Crystal gave me a cursory peck on the cheek now, before rushing out and ensconcing herself in the front seat of Freddie’s car, beeping the horn at her beau to hurry up. We had undergone a small routine for a few days after I discovered the injuries on her back resulting from the abuse, but I ministered to her silently, as she obviously did not want to discuss the matter further with me. In the past few days Crystal had barely spoken to me, and I guessed it was because she was afraid of my disapproval, or that I might try to interfere with her moving into a house with Freddie. It was as if she believed she had brought the whole thing down on herself, and that her presence in his home might drive this sweet young man to the same kind of cruel behavior. Or perhaps it was because she was afraid that I would warn Freddie off her.
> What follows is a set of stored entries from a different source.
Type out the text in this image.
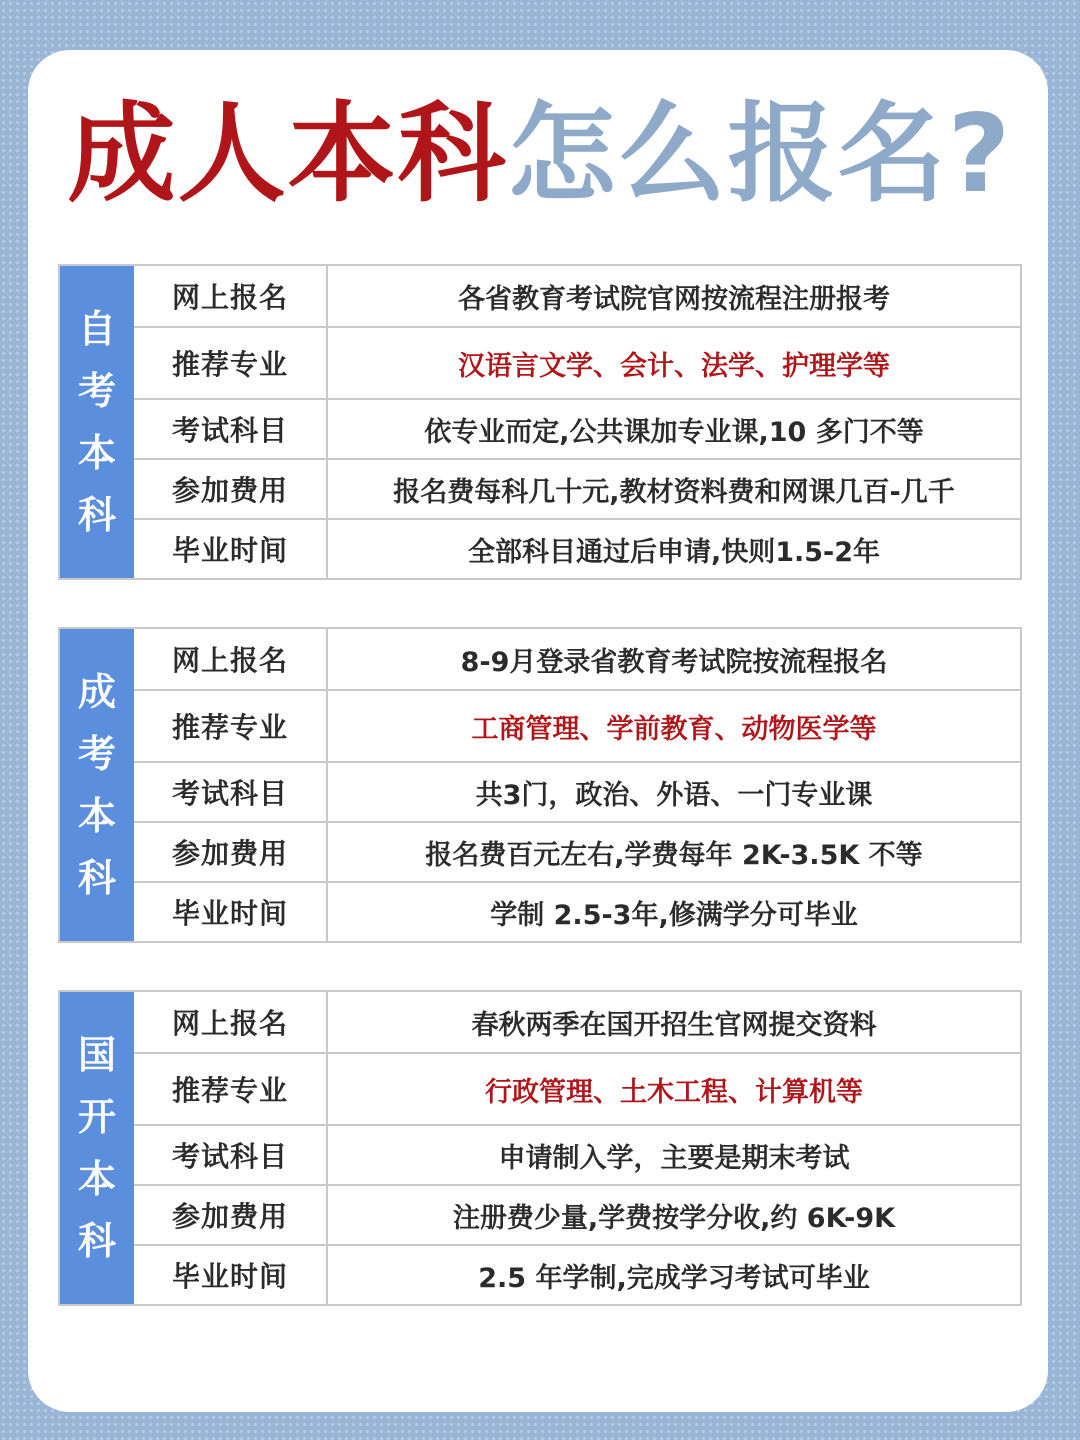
成人本科怎么报名?
自
考
本
科
网上报名	各省教育考试院官网按流程注册报考
推荐专业	汉语言文学、会计、法学、护理学等
考试科目	依专业而定,公共课加专业课,10 多门不等
参加费用	报名费每科几十元,教材资料费和网课几百-几千
毕业时间	全部科目通过后申请,快则1.5-2年
成
考
本
科
网上报名	8-9月登录省教育考试院按流程报名
推荐专业	工商管理、学前教育、动物医学等
考试科目	共3门，政治、外语、一门专业课
参加费用	报名费百元左右,学费每年 2K-3.5K 不等
毕业时间	学制 2.5-3年,修满学分可毕业
国
开
本
科
网上报名	春秋两季在国开招生官网提交资料
推荐专业	行政管理、土木工程、计算机等
考试科目	申请制入学，主要是期末考试
参加费用	注册费少量,学费按学分收,约 6K-9K
毕业时间	2.5 年学制,完成学习考试可毕业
Whatever the case, there was nothing to be achieved by picking over what had happened, so I let her be.

“My baby ain’t much of a cook . . . ,” Freddie said at the door.

“That’s an understatement,” I interjected.

“. . . so I guess I’ll be back scrounging for a dinner before too long.”

Freddie had filled out and grown up—with a “real” job, money in his pocket and his Hollywood-agent plans put away in a file marked “Dreams.”

So much had changed for him in the few, short months I had known him, and yet how much had changed for me? I would not be here, were it not for Freddie, and the strange set of circumstances that had led him to encourage my son to chase off to Hollywood to become a movie star, and which had me following Leo with such panicky determination. Yet when I looked back at all that had happened in my life, how strange were these circumstances really? Perhaps they were just life happening: sucking you along its path, winding and straight, until you reached some satisfactory destination, settling there for a while. And just when you thought it was safe to relax—
whoosh!
—life’s strange circumstances came and grabbed you again.

Freddie had been the cause of my LA movie odyssey, and yet—while it seemed to be over for him—for Leo it was still going on. Freddie leaving us felt like the end of something for us all. For me, it was another person I didn’t have to be responsible for any longer. As I stood at the door, straightening his collar and patting his suit jacket and telling him to mind himself, I was not sure if that was a good or a bad thing.

Bridie wandered in from the porch, and Freddie stopped at the door and gave her a cuddle. I watched as the old woman’s eyes closed in a reverie of affection, her mouth stretching back into the smile of a delighted child, and I wondered at the mysterious and immense nature of ordinary love.

C
HAPTER
T
HIRTY
-T
WO

Leo and I grew close again after Freddie moved out.

Perhaps it was because he no longer had Freddie as his minder, or perhaps it was because I had let go of trying to get him back to New York. I also believed that our closeness grew out of Leo’s beginning to come to terms with his father’s death.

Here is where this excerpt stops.